Re: [PATCH 2/2] drm/i915: Don't treat FLR resets as errors

2024-05-22 Thread Nirmoy Das

Hi Andi,

On 5/21/2024 12:56 PM, Andi Shyti wrote:

Hi Nirmoy,

On Fri, May 17, 2024 at 10:13:37PM +0200, Nirmoy Das wrote:

Hi Andi,

On 5/17/2024 9:34 PM, Andi Shyti wrote:

 Hi Nirmoy,

 On Fri, May 17, 2024 at 04:00:02PM +0200, Nirmoy Das wrote:

 On 5/17/2024 1:25 PM, Andi Shyti wrote:

 If we timeout while waiting for an FLR reset, there is nothing we
 can do and i915 doesn't have any control on it. In any case the
 system is still perfectly usable

 If a FLR reset fails then we will have a dead GPU, I don't think the 
GPU is
 usable without a cold reboot.

 fact is that the GPU keeps going and even though the timeout has
 expired, the system moves to the next phase.

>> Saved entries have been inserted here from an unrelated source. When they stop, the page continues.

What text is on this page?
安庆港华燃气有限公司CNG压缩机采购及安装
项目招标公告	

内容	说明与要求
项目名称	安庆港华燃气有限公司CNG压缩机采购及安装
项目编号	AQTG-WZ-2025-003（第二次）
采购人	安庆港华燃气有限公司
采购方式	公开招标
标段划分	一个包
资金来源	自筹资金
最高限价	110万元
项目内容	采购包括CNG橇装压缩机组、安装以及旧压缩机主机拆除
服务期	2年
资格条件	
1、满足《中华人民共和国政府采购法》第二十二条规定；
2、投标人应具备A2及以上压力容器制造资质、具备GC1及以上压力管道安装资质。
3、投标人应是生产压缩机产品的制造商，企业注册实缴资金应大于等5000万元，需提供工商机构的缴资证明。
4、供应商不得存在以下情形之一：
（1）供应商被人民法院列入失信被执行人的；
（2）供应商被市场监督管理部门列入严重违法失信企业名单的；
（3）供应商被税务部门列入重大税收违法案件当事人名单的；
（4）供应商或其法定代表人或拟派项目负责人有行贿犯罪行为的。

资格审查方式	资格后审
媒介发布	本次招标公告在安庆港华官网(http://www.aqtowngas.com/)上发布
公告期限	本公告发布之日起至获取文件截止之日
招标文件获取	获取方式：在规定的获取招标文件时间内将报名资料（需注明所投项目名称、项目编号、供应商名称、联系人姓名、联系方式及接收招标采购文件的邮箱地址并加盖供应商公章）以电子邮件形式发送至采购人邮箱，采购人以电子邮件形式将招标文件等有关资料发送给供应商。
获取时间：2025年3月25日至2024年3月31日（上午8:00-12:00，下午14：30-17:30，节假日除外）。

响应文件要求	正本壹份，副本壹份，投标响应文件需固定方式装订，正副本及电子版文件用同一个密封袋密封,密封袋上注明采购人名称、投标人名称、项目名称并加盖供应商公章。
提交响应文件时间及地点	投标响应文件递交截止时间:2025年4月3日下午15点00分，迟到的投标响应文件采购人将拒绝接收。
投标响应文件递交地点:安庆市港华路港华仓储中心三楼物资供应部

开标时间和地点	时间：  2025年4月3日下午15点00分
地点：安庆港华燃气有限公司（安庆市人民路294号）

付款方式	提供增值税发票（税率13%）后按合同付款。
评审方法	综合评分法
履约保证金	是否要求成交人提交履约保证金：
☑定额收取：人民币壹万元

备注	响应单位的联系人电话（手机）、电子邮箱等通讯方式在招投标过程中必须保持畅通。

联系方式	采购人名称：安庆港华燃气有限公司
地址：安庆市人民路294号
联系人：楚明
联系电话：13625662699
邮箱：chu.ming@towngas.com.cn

The current test might look like it is has passed, but if you look into the
subsequent tests you can see a dead GPU:

<7>[  369.168121] pci :00:02.0: [drm:intel_uncore_fini_mmio [i915]] 
Triggering Driver-FLR
<3>[  372.170189] pci :00:02.0: [drm] *ERROR* Driver-FLR-teardown wait 
completion failed! -110
<7>[  372.437630] [IGT] i915_selftest: finished subtest requests, SUCCESS
<7>[  372.438356] [IGT] i915_selftest: starting dynamic subtest migrate
<5>[  373.110580] Setting dangerous option live_selftests - tainting kernel
<3>[  373.183499] i915 :00:02.0: Unable to change power state from D0 to 
D0, device inaccessible
<3>[  373.246921] i915 :00:02.0: [drm] *ERROR* Unrecognized display IP 
version 1023.255; disabling display.
<7>[  373.247130] i915 :00:02.0: [drm:intel_step_init [i915]] Using future 
steppings
<7>[  373.247716] i915 :00:02.0: [drm:intel_step_init [i915]] Using future 
steppings
<7>[  373.248263] i915 :00:02.0: [drm:intel_step_init [i915]] Using future 
display steppings
<7>[  373.251843] i915 :00:02.0: [drm:intel_gt_common_init_early [i915]] 
WOPCM: 2048K
<7>[  373.252505] i915 :00:02.0: [drm:intel_uc_init_early [i915]] GT0: 
enable_guc=3 (guc:yes submission:yes huc:no slpc:yes)
<7>[  373.253140] i915 :00:02.0: [drm:intel_gt_probe_all [i915]] GT0: 
Setting up Primary GT
<7>[  373.253556] i915 :00:02.0: [drm:intel_gt_probe_all [i915]] GT1: 
Setting up Standalone Media GT
<7>[  373.253941] i915 :00:02.0: [drm:intel_gt_common_init_early [i915]] 
WOPCM: 2048K
<7>[  373.254365] i915 :00:02.0: [drm:intel_uc_init_early [i915]] GT1: 
enable_guc=3 (guc:yes submission:yes huc:yes slpc:yes)
<3>[  375.256235] i915 :00:02.0: [drm] *ERROR* Device is non-operational; 
MMIO access returns 0x!
<3>[  375.259089] i915 :00:02.0: Device initialization failed (-5)
<3>[  375.260521] i915 :00:02.0: probe with driver i915 failed with error -5
<7>[  375.392209] [IGT] i915_selftest: finished subtest migrate, FAIL

https://intel-gfx-ci.01.org/tree/drm-tip/CI_DRM_14724/bat-arls-3/dmesg0.txt

Are we sure this is dependent on the FLR reset?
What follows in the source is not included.